The EU cannot accept that the Chinese have free access to the European market, while European companies have restrictions to invest in China. Significantly, this month, the EU will roll out a screening mechanism for inbound foreign direct investments, which is evidently aimed at Beijing.
China’s divide and rule
The EU leadership and the Chinese premier also dealt with the problem of “malicious” cyber activities and the development of 5G networks. The possible acquisition of Huawei’s 5G technology by some European countries has raised eyebrows in Washington. The US government has said the use of Chinese-made 5G gear could compromise the security of its European allies and undermine Atlantic relations.
The EU is working on a concerted approach that does not include a pre-emptive ban on Huawei devices. On March 26, the European Commission called upon all EU countries to take the appropriate security measures when deploying 5G systems.
But European unity on the 5G matter, as well as other issues related to engagement with China, is not that strong. Greece has already said that the EU’s concerns over some aspects of China’s policies must not damage its interests. Last month, Italy signed up to the Belt and Road scheme – a decision that angered France, Germany and the US.
The EU is wary of China’s official statements pledging support for European integration and has several times warned that dependence on Chinese loans and investments could ensnare some EU countries in a debt trap, and divide the Union.
Indeed, EU member states that have close economic and financial links to Beijing often do not toe the bloc’s line and refuse to condemn Chinese violations, particularly when it comes to human rights.
This situation could change in the foreseeable future, however. The 11 EU member states that are part of the 16+1, a format of 16 central and eastern European countries plus China, have not really benefited from their cooperation with the Chinese so far.
Six of them joined the Belt and Road project four years ago, but among them only Hungary and Slovakia saw a marginal improvement in their trade gap with China between 2015 and 2017. Chinese surplus with these six EU countries taken together increased 10.8% to US$54.2 billion during this period, according to World Bank data.

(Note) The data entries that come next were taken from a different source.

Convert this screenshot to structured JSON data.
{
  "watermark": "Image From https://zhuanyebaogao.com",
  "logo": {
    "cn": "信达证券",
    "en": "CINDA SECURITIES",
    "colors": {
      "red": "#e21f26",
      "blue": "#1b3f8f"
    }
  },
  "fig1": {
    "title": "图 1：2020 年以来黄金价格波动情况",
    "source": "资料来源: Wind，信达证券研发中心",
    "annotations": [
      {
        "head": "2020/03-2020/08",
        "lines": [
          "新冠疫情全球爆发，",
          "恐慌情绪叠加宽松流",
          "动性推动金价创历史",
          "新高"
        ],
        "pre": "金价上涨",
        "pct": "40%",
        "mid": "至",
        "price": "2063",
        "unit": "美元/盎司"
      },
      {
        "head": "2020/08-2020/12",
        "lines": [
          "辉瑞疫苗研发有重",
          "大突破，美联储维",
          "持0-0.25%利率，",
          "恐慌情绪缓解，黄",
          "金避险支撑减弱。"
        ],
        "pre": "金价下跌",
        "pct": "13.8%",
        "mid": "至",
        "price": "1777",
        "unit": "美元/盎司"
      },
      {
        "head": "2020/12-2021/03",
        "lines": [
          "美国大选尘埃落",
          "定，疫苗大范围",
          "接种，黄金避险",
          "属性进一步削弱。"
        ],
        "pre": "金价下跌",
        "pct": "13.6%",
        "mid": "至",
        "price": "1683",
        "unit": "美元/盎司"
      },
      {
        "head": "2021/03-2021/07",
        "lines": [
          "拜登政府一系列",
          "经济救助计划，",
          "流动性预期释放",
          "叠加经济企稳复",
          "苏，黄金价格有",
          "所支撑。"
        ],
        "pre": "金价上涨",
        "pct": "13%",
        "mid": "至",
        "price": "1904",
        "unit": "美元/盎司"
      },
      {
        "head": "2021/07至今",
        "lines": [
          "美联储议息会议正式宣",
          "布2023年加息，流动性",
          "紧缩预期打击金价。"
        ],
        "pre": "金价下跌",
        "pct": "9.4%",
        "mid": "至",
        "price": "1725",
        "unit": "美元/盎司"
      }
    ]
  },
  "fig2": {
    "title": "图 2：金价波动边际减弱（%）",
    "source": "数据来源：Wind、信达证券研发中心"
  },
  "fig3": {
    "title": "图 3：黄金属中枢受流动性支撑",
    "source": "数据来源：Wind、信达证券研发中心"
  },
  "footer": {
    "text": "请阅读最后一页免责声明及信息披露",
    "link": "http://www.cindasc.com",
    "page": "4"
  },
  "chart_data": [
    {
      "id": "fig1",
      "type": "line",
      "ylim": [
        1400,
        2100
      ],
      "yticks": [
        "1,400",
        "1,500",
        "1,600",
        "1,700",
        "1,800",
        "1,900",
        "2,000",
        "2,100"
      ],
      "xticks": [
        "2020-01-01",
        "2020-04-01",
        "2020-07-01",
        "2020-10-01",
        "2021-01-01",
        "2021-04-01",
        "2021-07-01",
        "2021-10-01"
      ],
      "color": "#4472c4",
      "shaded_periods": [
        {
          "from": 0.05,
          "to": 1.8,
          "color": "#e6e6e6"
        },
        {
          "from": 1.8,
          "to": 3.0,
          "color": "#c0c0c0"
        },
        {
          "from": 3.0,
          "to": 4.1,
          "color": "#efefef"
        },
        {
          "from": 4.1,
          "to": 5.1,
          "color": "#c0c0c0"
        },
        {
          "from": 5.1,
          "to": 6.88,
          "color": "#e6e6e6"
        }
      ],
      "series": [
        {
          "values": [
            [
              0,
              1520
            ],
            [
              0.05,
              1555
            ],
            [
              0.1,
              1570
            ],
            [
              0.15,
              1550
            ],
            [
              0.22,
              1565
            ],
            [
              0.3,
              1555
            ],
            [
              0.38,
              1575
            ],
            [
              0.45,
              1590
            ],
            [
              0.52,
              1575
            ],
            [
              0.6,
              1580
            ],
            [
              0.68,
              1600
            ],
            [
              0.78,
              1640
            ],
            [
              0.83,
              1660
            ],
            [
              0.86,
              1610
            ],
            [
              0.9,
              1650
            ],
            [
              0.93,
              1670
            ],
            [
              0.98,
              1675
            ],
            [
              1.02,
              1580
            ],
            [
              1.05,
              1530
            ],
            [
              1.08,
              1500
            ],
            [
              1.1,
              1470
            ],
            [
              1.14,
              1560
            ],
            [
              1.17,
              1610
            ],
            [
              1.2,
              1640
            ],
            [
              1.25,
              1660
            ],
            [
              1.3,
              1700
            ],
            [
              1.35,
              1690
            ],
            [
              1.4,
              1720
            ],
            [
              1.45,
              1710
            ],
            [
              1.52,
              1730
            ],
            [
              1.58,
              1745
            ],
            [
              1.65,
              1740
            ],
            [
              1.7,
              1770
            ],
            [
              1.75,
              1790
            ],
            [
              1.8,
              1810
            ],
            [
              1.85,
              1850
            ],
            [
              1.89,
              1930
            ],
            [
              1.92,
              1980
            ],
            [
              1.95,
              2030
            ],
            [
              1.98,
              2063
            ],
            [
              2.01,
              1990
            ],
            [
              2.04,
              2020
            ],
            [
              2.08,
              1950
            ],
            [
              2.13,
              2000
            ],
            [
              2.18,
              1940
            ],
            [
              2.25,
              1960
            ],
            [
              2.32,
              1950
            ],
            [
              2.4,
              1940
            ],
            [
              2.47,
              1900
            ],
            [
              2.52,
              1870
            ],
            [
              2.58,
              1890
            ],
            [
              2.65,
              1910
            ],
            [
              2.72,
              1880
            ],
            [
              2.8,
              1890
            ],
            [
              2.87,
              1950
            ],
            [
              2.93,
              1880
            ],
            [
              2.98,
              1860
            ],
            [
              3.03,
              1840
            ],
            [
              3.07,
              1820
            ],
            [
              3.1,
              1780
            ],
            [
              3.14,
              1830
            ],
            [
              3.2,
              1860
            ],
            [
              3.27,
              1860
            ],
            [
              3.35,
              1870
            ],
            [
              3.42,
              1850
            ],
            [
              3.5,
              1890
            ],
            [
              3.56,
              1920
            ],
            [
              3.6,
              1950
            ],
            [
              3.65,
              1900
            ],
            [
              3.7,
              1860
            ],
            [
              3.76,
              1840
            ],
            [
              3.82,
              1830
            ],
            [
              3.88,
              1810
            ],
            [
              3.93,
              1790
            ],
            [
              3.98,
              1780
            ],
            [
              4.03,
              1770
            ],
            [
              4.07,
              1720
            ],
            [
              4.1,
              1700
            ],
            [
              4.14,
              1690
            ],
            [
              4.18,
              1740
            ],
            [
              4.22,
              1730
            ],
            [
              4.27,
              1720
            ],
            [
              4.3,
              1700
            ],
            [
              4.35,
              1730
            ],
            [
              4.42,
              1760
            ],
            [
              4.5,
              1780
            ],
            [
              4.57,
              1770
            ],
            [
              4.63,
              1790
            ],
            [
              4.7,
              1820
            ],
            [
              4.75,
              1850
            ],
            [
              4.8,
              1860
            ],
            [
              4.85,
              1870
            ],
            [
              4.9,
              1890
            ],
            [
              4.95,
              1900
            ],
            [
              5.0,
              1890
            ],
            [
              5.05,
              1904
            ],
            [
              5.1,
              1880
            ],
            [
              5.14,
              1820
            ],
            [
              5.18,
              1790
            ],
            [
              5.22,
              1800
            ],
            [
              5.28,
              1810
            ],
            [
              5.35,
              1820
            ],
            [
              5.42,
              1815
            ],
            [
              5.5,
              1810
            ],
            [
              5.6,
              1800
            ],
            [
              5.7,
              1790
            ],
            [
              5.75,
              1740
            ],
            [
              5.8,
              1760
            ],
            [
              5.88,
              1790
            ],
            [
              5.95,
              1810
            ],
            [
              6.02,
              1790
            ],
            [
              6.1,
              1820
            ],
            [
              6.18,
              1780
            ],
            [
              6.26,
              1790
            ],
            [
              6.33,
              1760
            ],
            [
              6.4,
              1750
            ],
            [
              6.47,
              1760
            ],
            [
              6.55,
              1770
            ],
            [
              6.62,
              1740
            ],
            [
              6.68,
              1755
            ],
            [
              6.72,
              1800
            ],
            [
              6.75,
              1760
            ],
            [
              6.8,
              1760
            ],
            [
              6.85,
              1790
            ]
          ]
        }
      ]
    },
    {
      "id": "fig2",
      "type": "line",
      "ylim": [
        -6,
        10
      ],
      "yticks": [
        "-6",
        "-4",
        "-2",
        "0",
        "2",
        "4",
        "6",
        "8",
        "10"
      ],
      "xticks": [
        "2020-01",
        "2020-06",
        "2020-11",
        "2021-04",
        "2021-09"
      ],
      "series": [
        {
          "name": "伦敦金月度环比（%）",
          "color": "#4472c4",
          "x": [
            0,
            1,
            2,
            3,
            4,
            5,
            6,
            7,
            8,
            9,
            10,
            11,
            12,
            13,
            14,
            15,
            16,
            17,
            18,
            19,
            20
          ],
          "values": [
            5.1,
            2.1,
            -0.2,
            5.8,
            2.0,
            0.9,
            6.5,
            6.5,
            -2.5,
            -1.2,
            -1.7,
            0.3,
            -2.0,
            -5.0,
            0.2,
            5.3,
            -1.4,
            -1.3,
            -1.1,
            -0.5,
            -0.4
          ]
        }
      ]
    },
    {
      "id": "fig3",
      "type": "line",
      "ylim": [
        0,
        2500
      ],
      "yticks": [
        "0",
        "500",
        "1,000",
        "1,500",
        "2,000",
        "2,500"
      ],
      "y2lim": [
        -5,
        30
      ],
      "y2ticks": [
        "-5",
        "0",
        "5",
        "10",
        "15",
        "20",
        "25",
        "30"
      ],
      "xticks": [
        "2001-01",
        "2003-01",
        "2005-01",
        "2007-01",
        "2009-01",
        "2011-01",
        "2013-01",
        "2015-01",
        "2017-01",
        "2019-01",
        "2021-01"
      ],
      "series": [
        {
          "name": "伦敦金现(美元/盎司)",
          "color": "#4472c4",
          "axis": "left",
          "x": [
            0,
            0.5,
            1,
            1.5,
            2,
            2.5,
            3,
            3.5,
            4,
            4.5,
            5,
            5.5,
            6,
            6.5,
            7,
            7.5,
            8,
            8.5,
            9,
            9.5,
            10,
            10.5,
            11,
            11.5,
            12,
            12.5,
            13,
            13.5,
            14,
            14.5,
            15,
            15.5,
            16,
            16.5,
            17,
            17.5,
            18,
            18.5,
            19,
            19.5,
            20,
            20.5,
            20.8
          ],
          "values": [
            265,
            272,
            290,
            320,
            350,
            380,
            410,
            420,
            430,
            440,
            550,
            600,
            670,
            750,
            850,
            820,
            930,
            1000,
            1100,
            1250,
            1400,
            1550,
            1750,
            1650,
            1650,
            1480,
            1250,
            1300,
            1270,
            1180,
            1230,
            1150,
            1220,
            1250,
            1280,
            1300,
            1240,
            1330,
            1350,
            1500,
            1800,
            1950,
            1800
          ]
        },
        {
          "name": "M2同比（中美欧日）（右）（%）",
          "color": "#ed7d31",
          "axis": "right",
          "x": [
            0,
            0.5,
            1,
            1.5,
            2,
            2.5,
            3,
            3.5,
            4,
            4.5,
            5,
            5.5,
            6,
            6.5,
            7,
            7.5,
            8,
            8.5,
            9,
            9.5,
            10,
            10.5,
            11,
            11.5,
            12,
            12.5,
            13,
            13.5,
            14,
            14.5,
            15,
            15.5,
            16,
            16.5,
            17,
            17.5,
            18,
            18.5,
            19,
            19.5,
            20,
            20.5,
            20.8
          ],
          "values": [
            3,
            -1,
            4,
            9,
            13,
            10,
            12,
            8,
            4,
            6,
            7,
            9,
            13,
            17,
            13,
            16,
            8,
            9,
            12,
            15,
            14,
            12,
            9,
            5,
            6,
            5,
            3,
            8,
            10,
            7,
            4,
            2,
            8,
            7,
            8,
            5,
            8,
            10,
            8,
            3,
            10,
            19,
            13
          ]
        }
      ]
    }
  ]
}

The same is true with investment. Between 2013, when the Belt and Road was launched, and 2018, China invested $6.7 billion in the EU countries involved in the 16+1 grouping, according to the China Global Investment Tracker. Of that amount, only $1.2 billion went to transport projects.
If Beijing does not start to deliver on promises of mutual gains, its “divide and rule” strategy towards Europe will inevitably lose steam – to the benefit of EU institutions.